Even so, shared capitalism won’t be a conduit for increased employee power unless those programs are paired with adequate pay, benefits, job security, and a real voice in company affairs. While unions have traditionally helped workers secure pay, benefits, job security, and political power, most employees do not belong to unions. Only 6.7 percent of the private sector workforce is unionized—an all-time low.

As The American Prospect’s executive editor Harold Meyerson frequently points out, Germany has built a solid and successful partnership between workers and their corporate bosses.  German union membership rates are much higher than American rates, and so union leaders are better equipped to wield power on corporate boards andworks councils,’ forums where employees and managers meet regularly to discuss working conditions and grievances.

But unless the U.S. goes back to the future and the post-World War II glory days of private-sector unions, American labor will probably not be able to match Germany’s industrial relations ethos. Today, improving the American workers’ lot can often rely on the whims of a benevolent boss. A unionization drive at the new media giant Gawker was successful in part because CEO Nick Denton openly supported it. Other successful online journalism unionization efforts have also succeeded because managers decided not to stand in the way.

But relying on the management’s good intentions is a risky strategy. 
But relying on the management’s good intentions is a risky strategy. When Volkswagen employees at the company’s Chattanooga plant indicated that they wanted to set up German-style works councils and unions, they believed that company officials would give them the green light. However, an initial factory-wide union vote failed in 2014 amidst tense political infighting. Then, as Volkswagen grappled with an international emissions testing scandal, the plant’s skilled trades workers successfully voted to unionize. But the company has thus far refused to recognize the union, leading union officials to say that company officials reneged its agreement to allow unionization. Talks between company officials and United Auto Workers union representatives regarding the creation of a works council have also failed.

Many low-wage workers have also called on their employers to voluntarily implement minimum wage increases, predictable scheduling practices, and guaranteed paid sick and family leave.

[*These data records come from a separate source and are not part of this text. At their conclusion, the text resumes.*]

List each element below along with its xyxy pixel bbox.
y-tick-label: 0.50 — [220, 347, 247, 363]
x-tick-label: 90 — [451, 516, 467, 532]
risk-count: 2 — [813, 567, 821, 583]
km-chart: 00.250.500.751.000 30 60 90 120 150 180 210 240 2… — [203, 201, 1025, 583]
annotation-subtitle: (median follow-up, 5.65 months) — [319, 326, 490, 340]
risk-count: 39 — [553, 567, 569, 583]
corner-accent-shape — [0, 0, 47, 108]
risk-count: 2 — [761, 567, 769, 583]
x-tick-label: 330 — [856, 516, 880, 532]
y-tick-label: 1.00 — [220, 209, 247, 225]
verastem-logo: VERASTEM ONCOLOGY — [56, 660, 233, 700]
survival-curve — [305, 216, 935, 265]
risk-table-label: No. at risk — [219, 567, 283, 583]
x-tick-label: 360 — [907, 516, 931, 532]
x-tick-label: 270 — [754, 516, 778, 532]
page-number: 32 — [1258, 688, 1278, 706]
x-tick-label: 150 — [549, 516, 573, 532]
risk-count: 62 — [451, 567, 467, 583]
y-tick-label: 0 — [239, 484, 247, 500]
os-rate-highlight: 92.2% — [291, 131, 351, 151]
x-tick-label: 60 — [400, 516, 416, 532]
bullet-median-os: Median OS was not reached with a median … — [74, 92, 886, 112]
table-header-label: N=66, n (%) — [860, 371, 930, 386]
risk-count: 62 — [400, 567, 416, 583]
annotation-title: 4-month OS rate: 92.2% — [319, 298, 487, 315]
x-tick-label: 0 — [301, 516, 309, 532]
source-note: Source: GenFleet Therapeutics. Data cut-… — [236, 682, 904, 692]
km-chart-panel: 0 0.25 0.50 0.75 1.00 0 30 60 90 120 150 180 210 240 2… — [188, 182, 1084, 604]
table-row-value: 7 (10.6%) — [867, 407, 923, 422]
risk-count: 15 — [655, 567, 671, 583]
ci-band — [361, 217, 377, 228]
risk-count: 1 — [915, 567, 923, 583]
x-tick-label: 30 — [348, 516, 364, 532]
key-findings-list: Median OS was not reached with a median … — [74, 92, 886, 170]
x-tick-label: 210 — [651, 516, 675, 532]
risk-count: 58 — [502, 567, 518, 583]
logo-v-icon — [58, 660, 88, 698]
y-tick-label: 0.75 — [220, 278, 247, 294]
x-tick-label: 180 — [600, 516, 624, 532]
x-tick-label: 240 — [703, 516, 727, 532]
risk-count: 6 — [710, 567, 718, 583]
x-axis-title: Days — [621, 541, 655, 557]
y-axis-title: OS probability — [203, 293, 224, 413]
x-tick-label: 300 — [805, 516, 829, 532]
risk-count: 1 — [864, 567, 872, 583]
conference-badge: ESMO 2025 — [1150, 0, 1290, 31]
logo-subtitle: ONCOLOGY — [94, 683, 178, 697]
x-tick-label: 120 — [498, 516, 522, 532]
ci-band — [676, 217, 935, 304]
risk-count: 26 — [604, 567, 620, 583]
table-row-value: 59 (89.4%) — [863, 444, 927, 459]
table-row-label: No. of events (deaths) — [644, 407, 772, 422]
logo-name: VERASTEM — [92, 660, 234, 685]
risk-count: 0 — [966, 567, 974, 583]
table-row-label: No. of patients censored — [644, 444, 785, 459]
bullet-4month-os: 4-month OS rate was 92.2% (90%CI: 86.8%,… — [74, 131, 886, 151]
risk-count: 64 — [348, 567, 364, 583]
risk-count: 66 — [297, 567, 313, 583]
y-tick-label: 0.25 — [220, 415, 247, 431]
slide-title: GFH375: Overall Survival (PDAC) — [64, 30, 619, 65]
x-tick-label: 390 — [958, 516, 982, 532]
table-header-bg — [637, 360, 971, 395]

New headline-grabbing worker rights movements like the Fight for 15 have persuaded more employers like the University of Pittsburgh Medical Center to voluntarily enact worker-friendly policies. These corporate decisions also demonstrate that some employers are beginning to understand that generous benefits are not incompatible with business success.

Nevertheless, relying on CEOs to share company profits with employees or to give everyone a $70,000 minimum salary is no substitute for the strategic influence that workers can wield within a firm using innovative worker-organizing strategies.